Let $D:=\{z\in \mathbb{C}: \lvert z \rvert < 1\}$ and $B := \{z\in \mathbb{C}: \lvert z \rvert = 1\}$. Let $f:D\to \mathbb{C}$ be a uniformly continuous function. Then $\lim\limits_{z\to z_0, z\in D} f(z)$ exists for all $z_0\in B$.
I'm not sure how to approach this problem. Here's my guess: since points in $B$ are limit points of $D$, $\exists$ a sequence $\{z_n\}$ converging to $z_0 \in B$, for any $z_0\in B$. Now, since $f$ is continuous, $\lim\limits_{n\to \infty} f(z_n) = \lim\limits_{z\to z_0, z\in D} f(z)$ must exist. But if the proof were this straightforward, one could do away with simple continuity, but in this case uniform continuity is implied. So I think that I'm missing something.

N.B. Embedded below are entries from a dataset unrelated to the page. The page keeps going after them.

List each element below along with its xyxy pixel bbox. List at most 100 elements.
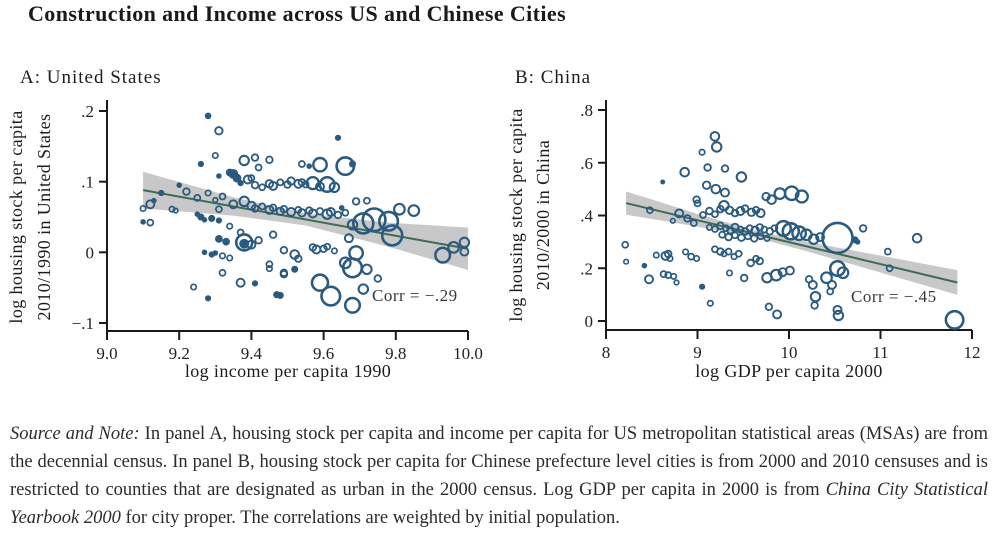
y-tick-label: .2 [81,102,94,121]
data-point [827,279,837,290]
panel-b-chart: B: China log housing stock per capita 20… [506,67,981,381]
data-point [706,299,714,307]
data-point [666,254,674,263]
panel-b-label: B: China [515,67,591,88]
panel-b-ylabel-line2: 2010/2000 in China [533,140,553,290]
data-point [250,204,260,213]
data-point [682,248,690,256]
data-point [763,234,771,242]
data-point [218,252,227,260]
y-tick-label: 0 [86,243,95,262]
data-point [226,222,234,230]
data-point [683,214,692,223]
data-point [434,246,452,264]
data-point [755,208,766,219]
data-point [182,187,191,196]
data-point [756,232,765,241]
panel-a-ylabel-line2: 2010/1990 in United States [34,114,54,321]
data-point [447,241,460,254]
data-point [338,205,345,211]
data-point [172,207,179,214]
data-point [720,164,730,173]
data-point [725,269,734,277]
data-point [736,225,745,234]
data-point [764,302,774,311]
data-point [709,131,721,142]
data-point [320,285,342,307]
source-note-lead: Source and Note: [10,423,140,444]
data-point [238,154,250,167]
data-point [724,247,733,256]
data-point [158,189,165,197]
data-point [250,153,260,162]
data-point [238,195,250,208]
y-tick-label: .6 [580,154,593,173]
data-point [820,271,833,285]
data-point [254,163,263,172]
y-tick-label: 0 [585,312,594,331]
data-point [318,175,336,194]
data-point [670,272,678,280]
data-point [836,266,850,280]
data-point [380,224,404,247]
data-point [276,291,284,299]
data-point [724,232,733,242]
data-point [734,249,743,258]
x-tick-label: 9.6 [313,344,334,363]
data-point [204,112,212,120]
data-point [298,160,306,168]
data-point [885,264,894,273]
y-tick-label: .2 [580,259,593,278]
panel-b-xlabel: log GDP per capita 2000 [695,361,883,381]
data-point [325,207,336,217]
source-note-book-title: China City Statistical Yearbook 2000 [10,479,988,528]
data-point [268,203,278,212]
panel-b-plot-area: 0 .2 .4 .6 .8 8 9 10 11 12 [580,100,981,362]
data-point [250,181,260,190]
data-point [698,148,706,156]
source-note: Source and Note: In panel A, housing sto… [10,420,988,532]
data-point [291,265,299,273]
data-point [710,141,723,153]
data-point [361,207,387,233]
data-point [215,235,223,243]
data-point [226,254,234,262]
y-tick-label: −.1 [72,314,94,333]
data-point [218,192,227,201]
data-point [348,160,357,168]
data-point [265,155,274,164]
data-point [735,171,748,183]
data-point [276,178,285,187]
data-point [911,232,923,244]
data-point [393,202,406,216]
data-point [740,204,750,213]
x-tick-label: 9.0 [96,344,117,363]
data-point [692,195,701,204]
data-point [716,205,725,214]
data-point [652,251,660,259]
data-point [361,263,373,276]
x-tick-label: 11 [872,343,888,362]
panel-a-ylabel-line1: log housing stock per capita [6,110,26,323]
data-point [279,268,289,277]
data-point [660,179,666,185]
data-point [698,283,706,290]
data-point [832,304,843,315]
data-point [201,249,208,256]
data-point [944,309,965,330]
data-point [807,279,818,290]
panel-a-xlabel: log income per capita 1990 [185,361,391,381]
data-point [373,274,382,283]
data-point [222,237,230,246]
data-point [343,233,354,244]
data-point [807,233,820,245]
x-tick-label: 10.0 [453,344,483,363]
figure-title: Construction and Income across US and Ch… [28,1,567,26]
data-point [659,270,668,278]
data-point [746,207,757,217]
data-point [212,250,219,256]
data-point [641,262,648,269]
data-point [268,180,279,191]
data-point [146,218,155,227]
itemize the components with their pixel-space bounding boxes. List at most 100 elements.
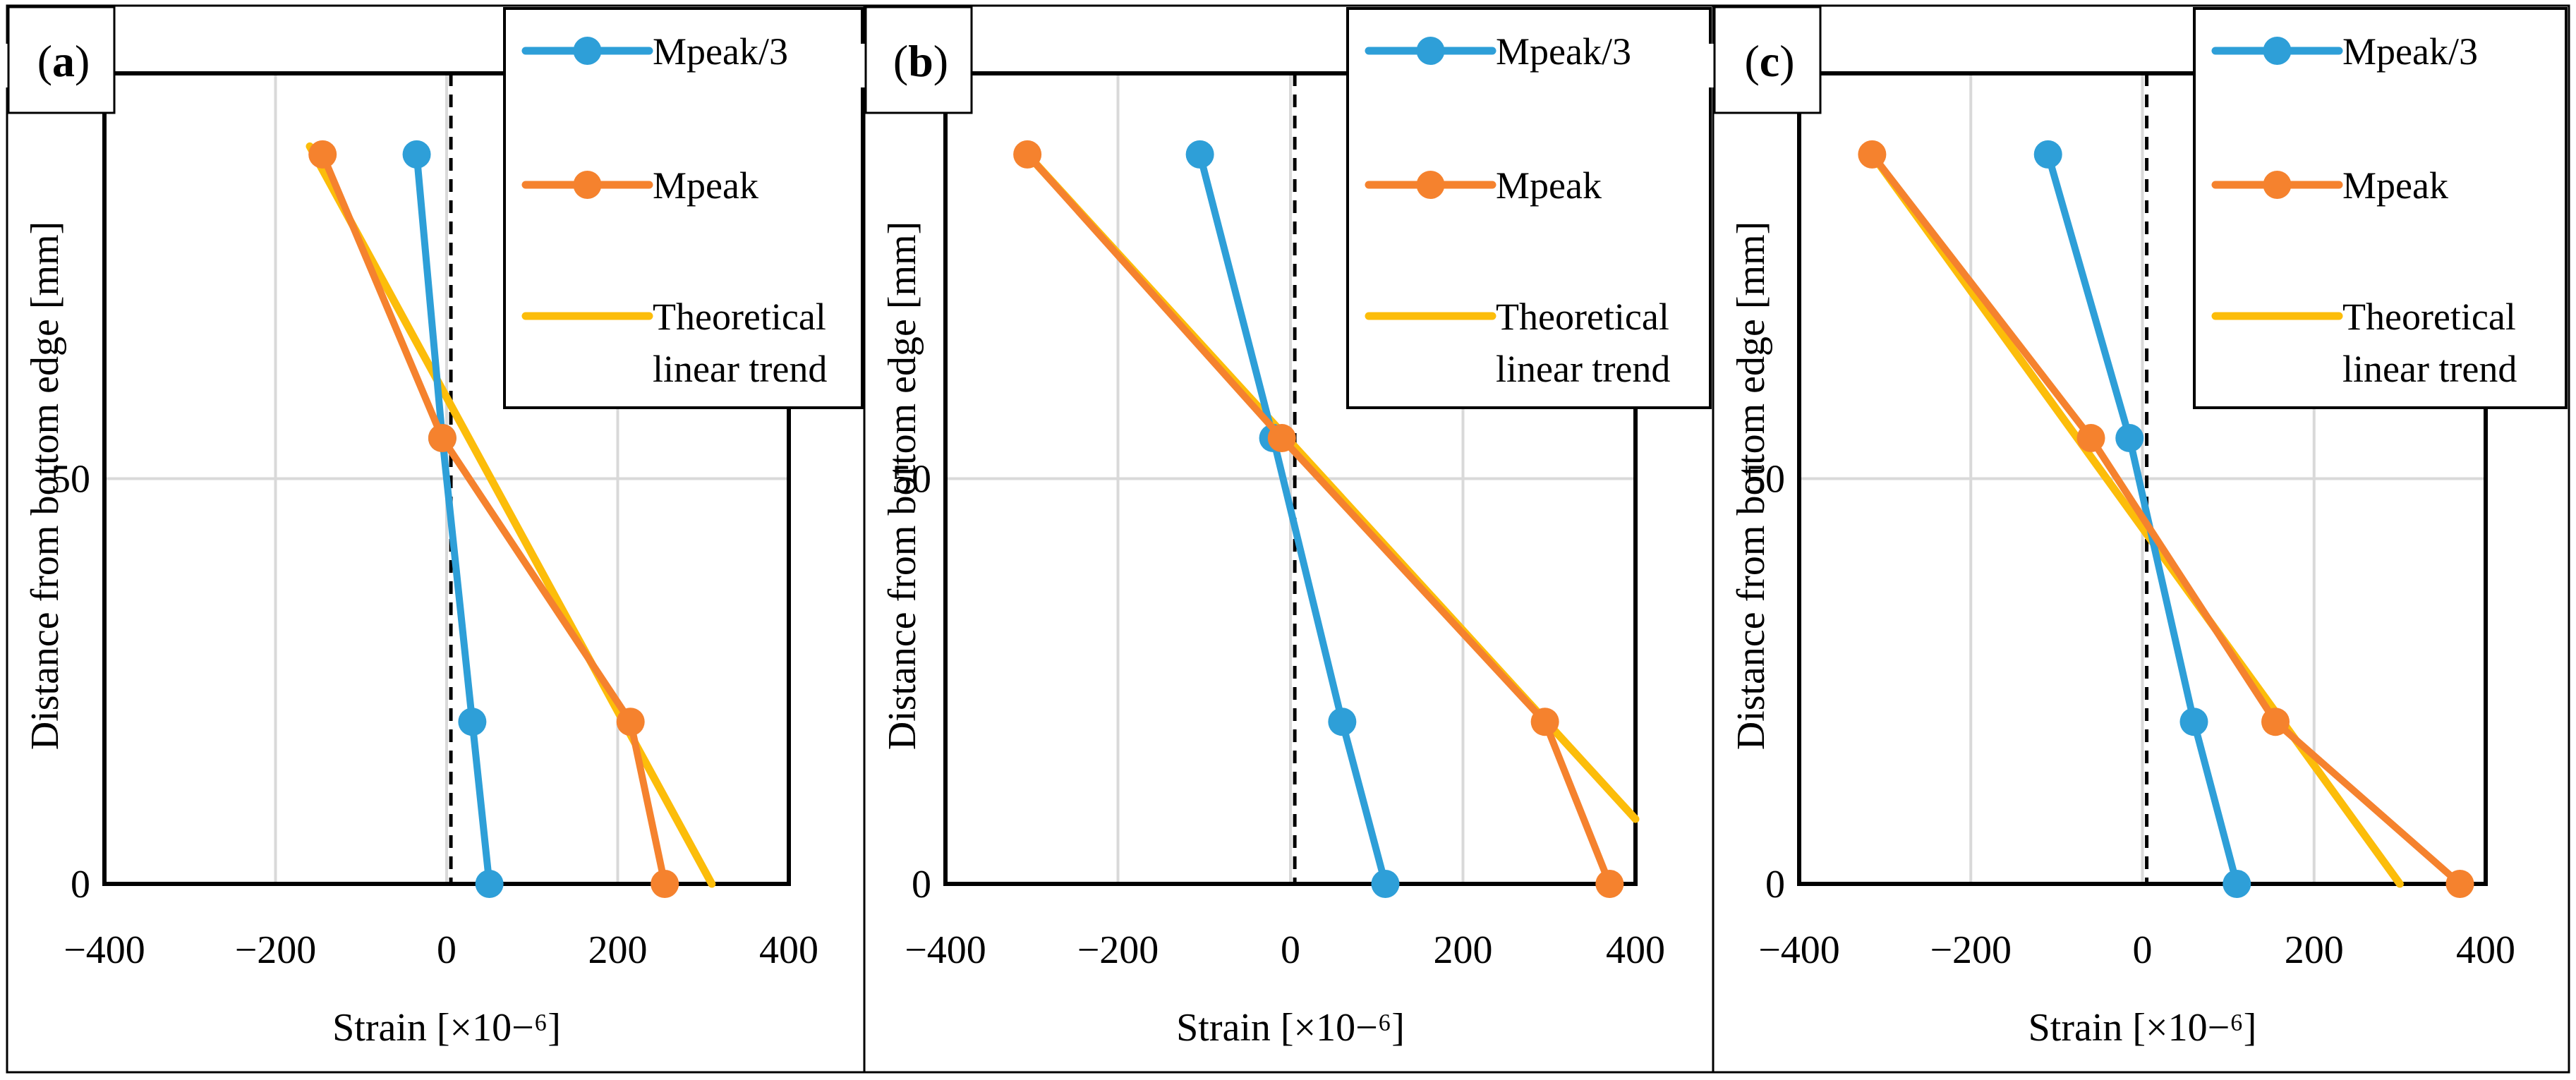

The problem seems to be the distinction between continuity and continuity at the boundary. Since the function is originally not defined at the boundary, you should not apply the definition of continuity at the boundary.
When you have a sequence converging to a point on the boundary, the sequence itself is Cauchy sequence. Uniform continuity gives you the image of the sequence being cauchy.